A device used in heart surgeries is being recalled by the Food and Drug Administration (FDA) because there is the potential for the device to fracture during use. If this happens, fragments of the device could fall into the patient’s chest cavity and/or damage the heart tissue. The manufacturer has received two reports of device failure during use that required retrieval of the device fragments from the surgical wound. This recall is classified as a Class 1, which is the most serious type of recall issued by the FDA and involves situations in which there is a reasonable probability that use of the product will result in serious health consequences or death.
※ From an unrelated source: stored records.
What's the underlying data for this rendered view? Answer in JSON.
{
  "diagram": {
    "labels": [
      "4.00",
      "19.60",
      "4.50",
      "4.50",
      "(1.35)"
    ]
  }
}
The recall involves 571 Octopus Nuvo Tissue Stabilizers manufactured by Medtronic, Inc. The devices were distributed to healthcare facilities in the U.S., Canada, and Europe. Healthcare facilities with the devices should discontinue use immediately and return all unused Octopus Nuvo Tissue Stabilizer devices to Medtronic. Patients need not take action, as any problems with the device would have happened during surgery.
Physicians and healthcare facilities can direct questions to their Medtronic representative or contact the CardioVascular Lifeline for technical services, Monday through Friday during business hours, at 1‐877‐526‐7890. Any adverse reactions experienced with the use of this product, and/or quality problems also should be reported to the FDA’s MedWatch Adverse Event Reporting Program at www.fda.gov/medwatch.